Assuming Array is a float array in global memory

If I had
x = TID * 4
a = Array[ x ]
b = Array[ x + 1 ]
c = Array[ x + 2 ]
d = Array[ x + 3 ]

Will the compiler fetch the 4 elements of Array at once ?
and therefore fetch the 4 elements for a warp as 1 IO of 128 bytes ?

Thanks in advance :)

No, it won’t.

Each thread will perform an uncoalesced 4-byte load.

In this situation it would make more sense to load a float4 vector type and have each thread issue a 16-byte load which will most likely get broken up into 4 (or more if unaligned) 128-byte transactions.

Example gist here.

And here’s a dump of what your snippet looks like under sm_35 and nvcc 5.5:

        /*0008*/                S2R R4, SR_TID.X;
        /*0010*/                ISCADD R5, R4, c[0x0][0x140], 0x4;
        /*0018*/                LD R3, [R5];
        /*0020*/                ISCADD R4, R4, c[0x0][0x144], 0x4;
        /*0028*/                LD R2, [R5+0x4];
        /*0030*/                LD R1, [R5+0x8];
        /*0038*/                LD R0, [R5+0xc];
        /*0048*/                ST [R4], R3;
        /*0050*/                ST [R4+0x4], R2;
        /*0058*/                ST [R4+0x8], R1;
        /*0060*/                ST [R4+0xc], R0;
        /*0068*/                EXIT ;
        /*0070*/                BRA `(.L_1);

However, I am guessing the cache will do a pretty good job minimizing the impact of this suboptimal code.

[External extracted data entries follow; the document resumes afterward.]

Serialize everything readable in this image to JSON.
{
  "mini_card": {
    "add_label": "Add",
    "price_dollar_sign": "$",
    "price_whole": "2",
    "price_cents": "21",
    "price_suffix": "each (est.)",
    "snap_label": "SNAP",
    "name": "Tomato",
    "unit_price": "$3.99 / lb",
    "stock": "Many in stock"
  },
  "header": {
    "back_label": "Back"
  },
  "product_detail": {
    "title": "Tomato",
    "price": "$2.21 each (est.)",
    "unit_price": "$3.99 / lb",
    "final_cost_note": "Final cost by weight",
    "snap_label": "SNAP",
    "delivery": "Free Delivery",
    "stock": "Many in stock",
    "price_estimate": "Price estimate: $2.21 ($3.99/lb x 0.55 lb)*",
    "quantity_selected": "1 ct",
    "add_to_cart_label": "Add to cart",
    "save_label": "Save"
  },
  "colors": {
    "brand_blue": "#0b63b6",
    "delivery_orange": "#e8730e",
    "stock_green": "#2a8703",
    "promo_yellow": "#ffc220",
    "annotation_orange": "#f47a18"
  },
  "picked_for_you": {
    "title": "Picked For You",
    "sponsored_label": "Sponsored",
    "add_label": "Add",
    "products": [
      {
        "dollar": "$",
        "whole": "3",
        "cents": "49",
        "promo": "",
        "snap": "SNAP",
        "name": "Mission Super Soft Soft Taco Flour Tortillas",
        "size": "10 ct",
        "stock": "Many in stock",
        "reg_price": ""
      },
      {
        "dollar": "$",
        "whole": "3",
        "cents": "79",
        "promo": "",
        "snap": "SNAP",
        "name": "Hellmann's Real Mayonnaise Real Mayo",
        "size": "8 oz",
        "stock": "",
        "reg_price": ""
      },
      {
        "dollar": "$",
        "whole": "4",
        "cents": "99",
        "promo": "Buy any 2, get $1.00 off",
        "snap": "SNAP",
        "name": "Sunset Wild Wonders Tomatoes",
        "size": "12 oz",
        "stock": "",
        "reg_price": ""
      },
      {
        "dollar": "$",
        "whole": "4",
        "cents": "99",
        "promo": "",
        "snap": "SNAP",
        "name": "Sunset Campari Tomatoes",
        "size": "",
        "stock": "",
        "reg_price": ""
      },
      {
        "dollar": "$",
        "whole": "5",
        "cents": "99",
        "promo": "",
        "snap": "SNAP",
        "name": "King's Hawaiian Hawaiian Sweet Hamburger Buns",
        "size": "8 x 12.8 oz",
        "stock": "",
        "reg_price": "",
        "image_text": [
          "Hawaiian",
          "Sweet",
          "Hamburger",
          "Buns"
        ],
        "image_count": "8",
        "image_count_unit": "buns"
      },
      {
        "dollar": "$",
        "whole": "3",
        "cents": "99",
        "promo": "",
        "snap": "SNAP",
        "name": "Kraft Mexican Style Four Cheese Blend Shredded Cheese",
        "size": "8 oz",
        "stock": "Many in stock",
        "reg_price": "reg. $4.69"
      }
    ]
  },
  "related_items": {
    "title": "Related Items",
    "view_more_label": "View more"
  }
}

Didn’t want to use float4 as would involve way to much code changing. Will now consider writing something to automate the changing of the code.

Oops, knew it was 512 bytes per warp, thought 1 thing and automatically typed 128…

On the new devices these accesses will use the L2 cache, so there should not be a big change.

A quick an dirty way which will require less editing. You can use a “on the fly” type casting.

if you array is A of size(4*N). In the kenel call instead of (A,…) you can use ((float4 *) A, …) . This means that also in the kernel when you define he array you must have global kernel(float 4 *A, ). This typecasting worked for me when I did inplace transform and from real I casted it to complex which is in fact a float2.